In all fairness, the festival always has much to offer for those willing and able to resist the spotlight: The documentaries remain a safe haven (see Rob Nelson's report). World Cinema is more hit than miss (highlights included Chinese director Zhang Yuan's unremitting relationship hellride I Love You and Karim Aïnouz's feverish biopic of Brazilian cabaret genderfucker Madame Sata).

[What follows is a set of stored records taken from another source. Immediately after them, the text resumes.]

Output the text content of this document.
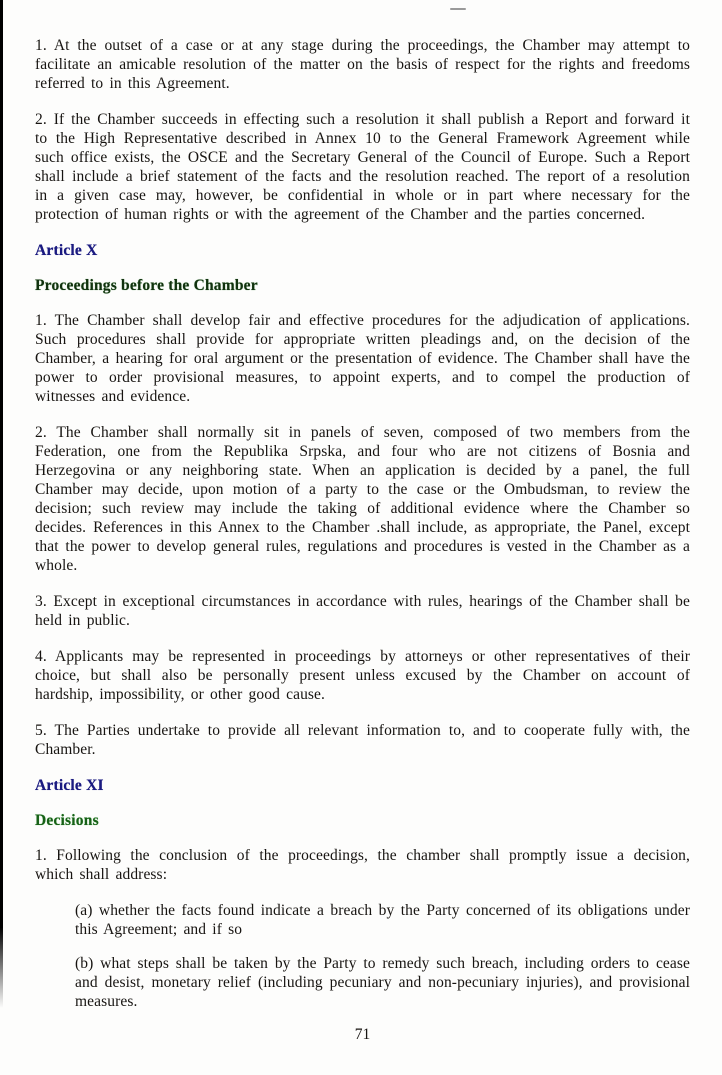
1. At the outset of a case or at any stage during the proceedings, the Chamber may attempt to facilitate an amicable resolution of the matter on the basis of respect for the rights and freedoms referred to in this Agreement.

2. If the Chamber succeeds in effecting such a resolution it shall publish a Report and forward it to the High Representative described in Annex 10 to the General Framework Agreement while such office exists, the OSCE and the Secretary General of the Council of Europe. Such a Report shall include a brief statement of the facts and the resolution reached. The report of a resolution in a given case may, however, be confidential in whole or in part where necessary for the protection of human rights or with the agreement of the Chamber and the parties concerned.

Article X
Proceedings before the Chamber

1. The Chamber shall develop fair and effective procedures for the adjudication of applications. Such procedures shall provide for appropriate written pleadings and, on the decision of the Chamber, a hearing for oral argument or the presentation of evidence. The Chamber shall have the power to order provisional measures, to appoint experts, and to compel the production of witnesses and evidence.

2. The Chamber shall normally sit in panels of seven, composed of two members from the Federation, one from the Republika Srpska, and four who are not citizens of Bosnia and Herzegovina or any neighboring state. When an application is decided by a panel, the full Chamber may decide, upon motion of a party to the case or the Ombudsman, to review the decision; such review may include the taking of additional evidence where the Chamber so decides. References in this Annex to the Chamber .shall include, as appropriate, the Panel, except that the power to develop general rules, regulations and procedures is vested in the Chamber as a whole.

3. Except in exceptional circumstances in accordance with rules, hearings of the Chamber shall be held in public.

4. Applicants may be represented in proceedings by attorneys or other representatives of their choice, but shall also be personally present unless excused by the Chamber on account of hardship, impossibility, or other good cause.

5. The Parties undertake to provide all relevant information to, and to cooperate fully with, the Chamber.

Article XI
Decisions

1. Following the conclusion of the proceedings, the chamber shall promptly issue a decision, which shall address:

(a) whether the facts found indicate a breach by the Party concerned of its obligations under this Agreement; and if so

(b) what steps shall be taken by the Party to remedy such breach, including orders to cease and desist, monetary relief (including pecuniary and non-pecuniary injuries), and provisional measures.

71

And it was gratifying to see Sundance find room for the lyrical agitprop of Travis Wilkerson's Butte, Montana, history An Injury to One (even if it was consigned to the experimental "Frontier" section, emaciated almost to the point of non-existence).

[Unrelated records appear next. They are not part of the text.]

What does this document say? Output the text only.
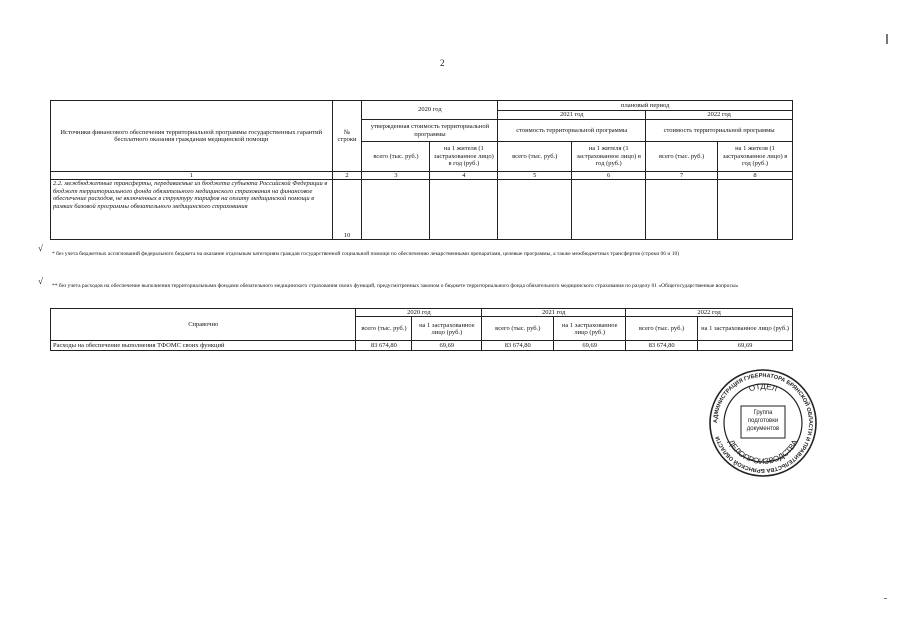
2
Источники финансового обеспечения территориальной программы государственных гарантий бесплатного оказания гражданам медицинской помощи	№ строки	2020 год		плановый период			
				2021 год		2022 год	
		утвержденная стоимость территориальной программы		стоимость территориальной программы		стоимость территориальной программы	
		всего (тыс. руб.)	на 1 жителя (1 застрахованное лицо) в год (руб.)	всего (тыс. руб.)	на 1 жителя (1 застрахованное лицо) в год (руб.)	всего (тыс. руб.)	на 1 жителя (1 застрахованное лицо) в год (руб.)
1	2	3	4	5	6	7	8
2.2. межбюджетные трансферты, передаваемые из бюджета субъекта Российской Федерации в бюджет территориального фонда обязательного медицинского страхования на финансовое обеспечение расходов, не включенных в структуру тарифов на оплату медицинской помощи в рамках базовой программы обязательного медицинского страхования	10						
√
* без учета бюджетных ассигнований федерального бюджета на оказание отдельным категориям граждан государственной социальной помощи по обеспечению лекарственными препаратами, целевые программы, а также межбюджетных трансфертов (строки 06 и 10)
√ ** без учета расходов на обеспечение выполнения территориальными фондами обязательного медицинского страхования своих функций, предусмотренных законом о бюджете территориального фонда обязательного медицинского страхования по разделу 01 «Общегосударственные вопросы»
Справочно	2020 год		2021 год		2022 год	
	всего (тыс. руб.)	на 1 застрахованное лицо (руб.)	всего (тыс. руб.)	на 1 застрахованное лицо (руб.)	всего (тыс. руб.)	на 1 застрахованное лицо (руб.)
Расходы на обеспечение выполнения ТФОМС своих функций	83 674,80	69,69	83 674,80	69,69	83 674,80	69,69
АДМИНИСТРАЦИЯ ГУБЕРНАТОРА БРЯНСКОЙ ОБЛАСТИ И ПРАВИТЕЛЬСТВА БРЯНСКОЙ ОБЛАСТИ
ОТДЕЛ
ДЕЛОПРОИЗВОДСТВА
Группа подготовки документов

But this year, the heavyweight premieres and the Dramatic Competition, where the buzz trails invariably begin and end, blurred into a ruinously overgrazed wasteland. (As usual, pinning blame is a fool's game: The programmers are presumably doing their best with what's out there, but "what's out there" is on some level an anticipation of programming tastes.) While the median range hovered just below mediocre, the grinding predictability only added to the unsettling impression that underneath it all, something had been perfected, or at any rate, mechanized—now you know why the affiliated development workshop is called the Sundance lab.

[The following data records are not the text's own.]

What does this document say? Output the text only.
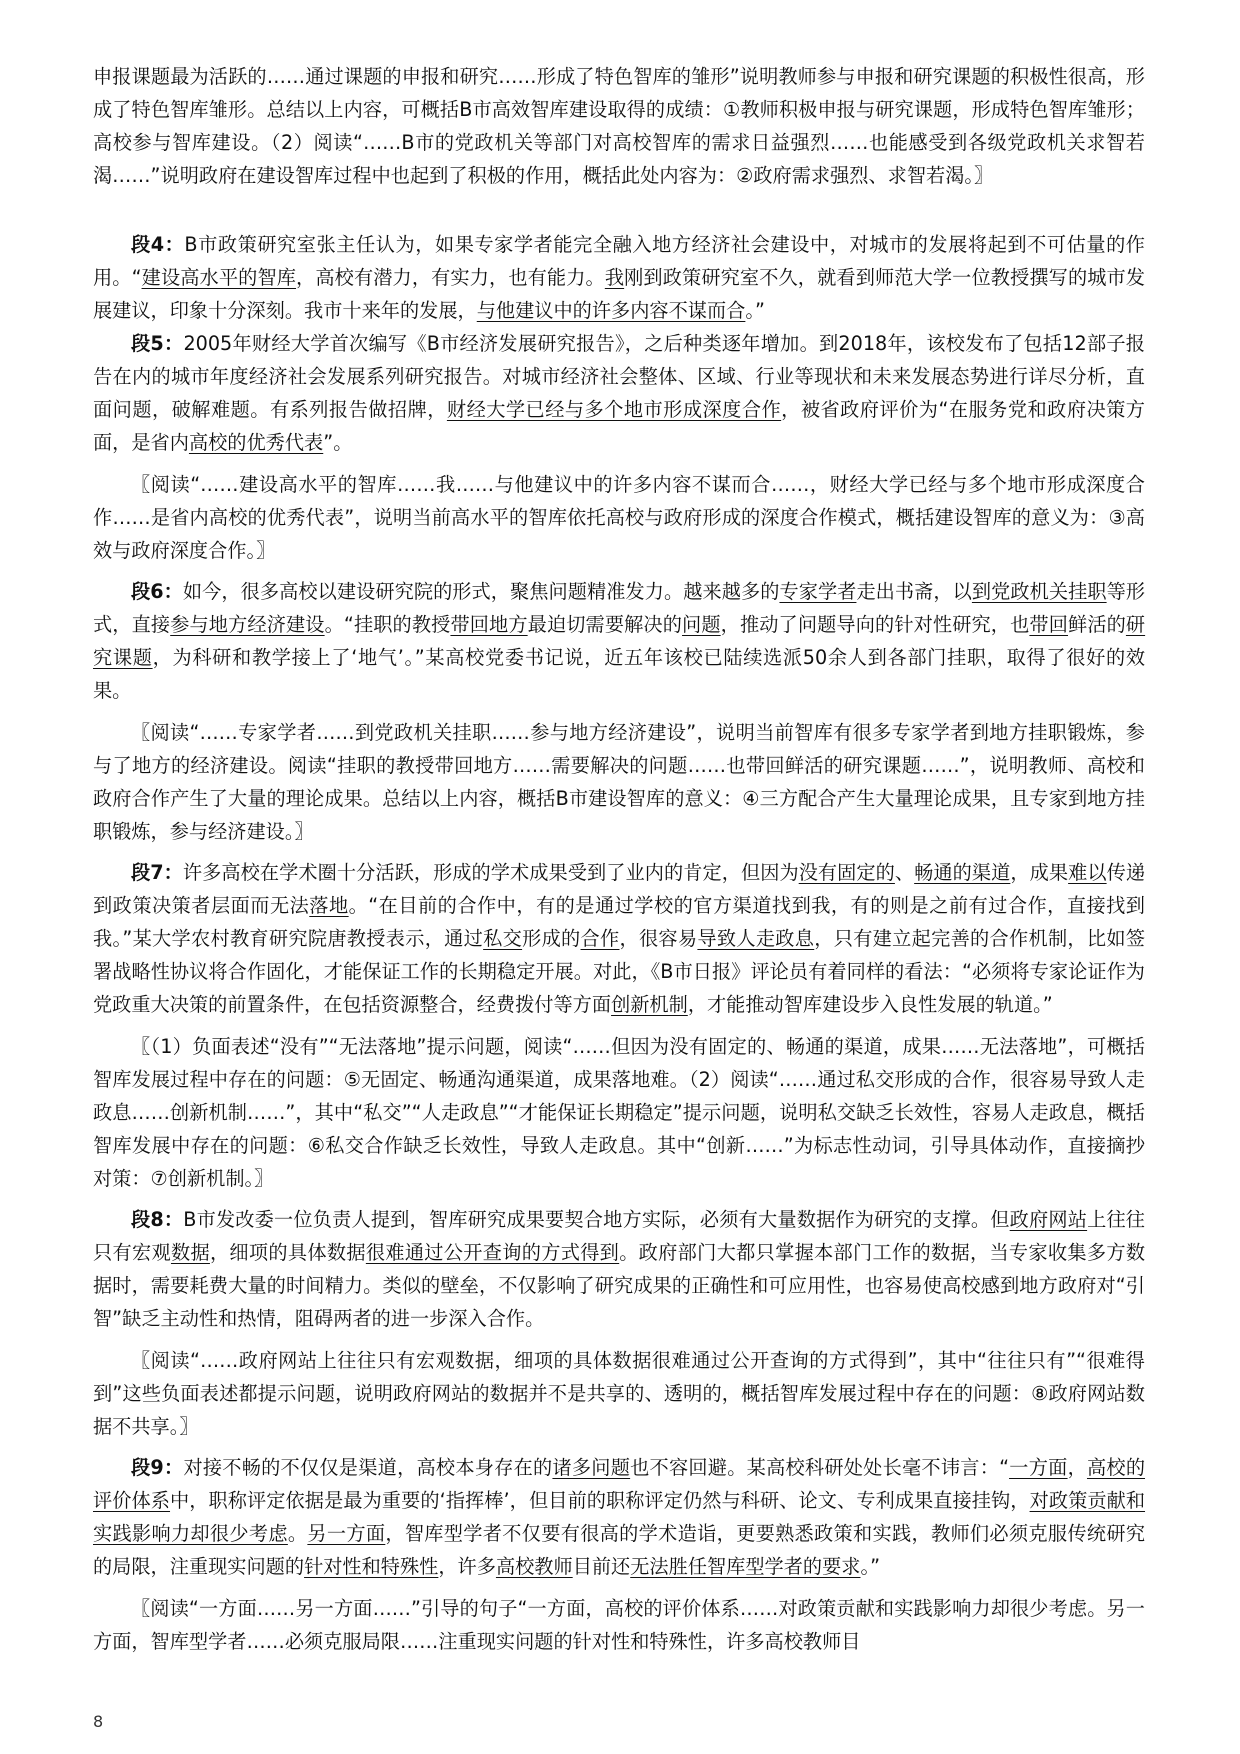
申报课题最为活跃的……通过课题的申报和研究……形成了特色智库的雏形”说明教师参与申报和研究课题的积极性很高，形成了特色智库雏形。总结以上内容，可概括B市高效智库建设取得的成绩：①教师积极申报与研究课题，形成特色智库雏形；高校参与智库建设。（2）阅读“……B市的党政机关等部门对高校智库的需求日益强烈……也能感受到各级党政机关求智若渴……”说明政府在建设智库过程中也起到了积极的作用，概括此处内容为：②政府需求强烈、求智若渴。〗

段4：B市政策研究室张主任认为，如果专家学者能完全融入地方经济社会建设中，对城市的发展将起到不可估量的作用。“建设高水平的智库，高校有潜力，有实力，也有能力。我刚到政策研究室不久，就看到师范大学一位教授撰写的城市发展建议，印象十分深刻。我市十来年的发展，与他建议中的许多内容不谋而合。”

段5：2005年财经大学首次编写《B市经济发展研究报告》，之后种类逐年增加。到2018年，该校发布了包括12部子报告在内的城市年度经济社会发展系列研究报告。对城市经济社会整体、区域、行业等现状和未来发展态势进行详尽分析，直面问题，破解难题。有系列报告做招牌，财经大学已经与多个地市形成深度合作，被省政府评价为“在服务党和政府决策方面，是省内高校的优秀代表”。

〖阅读“……建设高水平的智库……我……与他建议中的许多内容不谋而合……，财经大学已经与多个地市形成深度合作……是省内高校的优秀代表”，说明当前高水平的智库依托高校与政府形成的深度合作模式，概括建设智库的意义为：③高效与政府深度合作。〗

段6：如今，很多高校以建设研究院的形式，聚焦问题精准发力。越来越多的专家学者走出书斋，以到党政机关挂职等形式，直接参与地方经济建设。“挂职的教授带回地方最迫切需要解决的问题，推动了问题导向的针对性研究，也带回鲜活的研究课题，为科研和教学接上了‘地气’。”某高校党委书记说，近五年该校已陆续选派50余人到各部门挂职，取得了很好的效果。

〖阅读“……专家学者……到党政机关挂职……参与地方经济建设”，说明当前智库有很多专家学者到地方挂职锻炼，参与了地方的经济建设。阅读“挂职的教授带回地方……需要解决的问题……也带回鲜活的研究课题……”，说明教师、高校和政府合作产生了大量的理论成果。总结以上内容，概括B市建设智库的意义：④三方配合产生大量理论成果，且专家到地方挂职锻炼，参与经济建设。〗

段7：许多高校在学术圈十分活跃，形成的学术成果受到了业内的肯定，但因为没有固定的、畅通的渠道，成果难以传递到政策决策者层面而无法落地。“在目前的合作中，有的是通过学校的官方渠道找到我，有的则是之前有过合作，直接找到我。”某大学农村教育研究院唐教授表示，通过私交形成的合作，很容易导致人走政息，只有建立起完善的合作机制，比如签署战略性协议将合作固化，才能保证工作的长期稳定开展。对此，《B市日报》评论员有着同样的看法：“必须将专家论证作为党政重大决策的前置条件，在包括资源整合，经费拨付等方面创新机制，才能推动智库建设步入良性发展的轨道。”

〖（1）负面表述“没有”“无法落地”提示问题，阅读“……但因为没有固定的、畅通的渠道，成果……无法落地”，可概括智库发展过程中存在的问题：⑤无固定、畅通沟通渠道，成果落地难。（2）阅读“……通过私交形成的合作，很容易导致人走政息……创新机制……”，其中“私交”“人走政息”“才能保证长期稳定”提示问题，说明私交缺乏长效性，容易人走政息，概括智库发展中存在的问题：⑥私交合作缺乏长效性，导致人走政息。其中“创新……”为标志性动词，引导具体动作，直接摘抄对策：⑦创新机制。〗

段8：B市发改委一位负责人提到，智库研究成果要契合地方实际，必须有大量数据作为研究的支撑。但政府网站上往往只有宏观数据，细项的具体数据很难通过公开查询的方式得到。政府部门大都只掌握本部门工作的数据，当专家收集多方数据时，需要耗费大量的时间精力。类似的壁垒，不仅影响了研究成果的正确性和可应用性，也容易使高校感到地方政府对“引智”缺乏主动性和热情，阻碍两者的进一步深入合作。

〖阅读“……政府网站上往往只有宏观数据，细项的具体数据很难通过公开查询的方式得到”，其中“往往只有”“很难得到”这些负面表述都提示问题，说明政府网站的数据并不是共享的、透明的，概括智库发展过程中存在的问题：⑧政府网站数据不共享。〗

段9：对接不畅的不仅仅是渠道，高校本身存在的诸多问题也不容回避。某高校科研处处长毫不讳言：“一方面，高校的评价体系中，职称评定依据是最为重要的‘指挥棒’，但目前的职称评定仍然与科研、论文、专利成果直接挂钩，对政策贡献和实践影响力却很少考虑。另一方面，智库型学者不仅要有很高的学术造诣，更要熟悉政策和实践，教师们必须克服传统研究的局限，注重现实问题的针对性和特殊性，许多高校教师目前还无法胜任智库型学者的要求。”

〖阅读“一方面……另一方面……”引导的句子“一方面，高校的评价体系……对政策贡献和实践影响力却很少考虑。另一方面，智库型学者……必须克服局限……注重现实问题的针对性和特殊性，许多高校教师目

8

Film festivals are highly abnormal environments, and their reality-straining conditions of sleep deficiency and sensory overstimulation are further confounded at Park City by a steady slippage of standards—everyone wants so badly to find something to talk about, to write about, to buy. (Insofar as one's capacity to like is a measure of one's desire for security, Sundance ovations are analogous to presidential approval ratings.) The catalog copy, seemingly produced by a mood-enhanced random word generator, eggs on the indiscriminate embrace. How to choose between the "numinous experience that continues to linger in deep places of the heart" and the "outstanding accomplishment that reminds us why we love film"? It's no wonder that Sundance fosters paranoid mistrust: The L.A. Times reported that, based on the disappointing box office of last year's crowd favorite Tadpole, buyers were no longer trusting audience reactions. Can the critic even trust his own crankiness? After all, are one's frustration, sadness, and anger at least in part a reaction to the context of overreaction?

At least the prizes made sense. It can't have been hard for the jury (which included David O. Russell and Steve Buscemi) to agree on the Dramatic Competition's one unambiguous high point: Shari Springer Berman and Robert Pulcini's supple, superbly acted Harvey Pekar biopic, American Splendor. The directors, whose backgrounds lie exclusively in documentaries, fold in interviews with the real-life Pekars while Harvey himself grumpily narrates. Paul Giamatti's uncanny impersonation of the Cleveland file clerk, comic-book cult hero, and miserablist chronicler of the everyday dovetails beautifully with Hope Davis, balancing astringency and compassion as Joyce Brabner (Mrs. Pekar), and the droll perfection of James Urbaniak's Robert Crumb. Although the deconstructionist toggling between acted and real gets gimmicky fast (and that live-action/comic-strip trick is at least as old as that a-ha video), the deserving Grand Prize winner by and large upholds the comix-cinema standards of Crumb and Ghost World. In ugly contrast, Fenton Bailey and Randy Barbato's Party Monster, another pomo-bio attempt by nonfiction directors, is an insipid account of New York club kid Michael Alig's delusionary downward spiral—the film smashes the fourth wall only to have the roof collapse, crushing (among other things) the comeback hopes of a madly mincing Macaulay Culkin.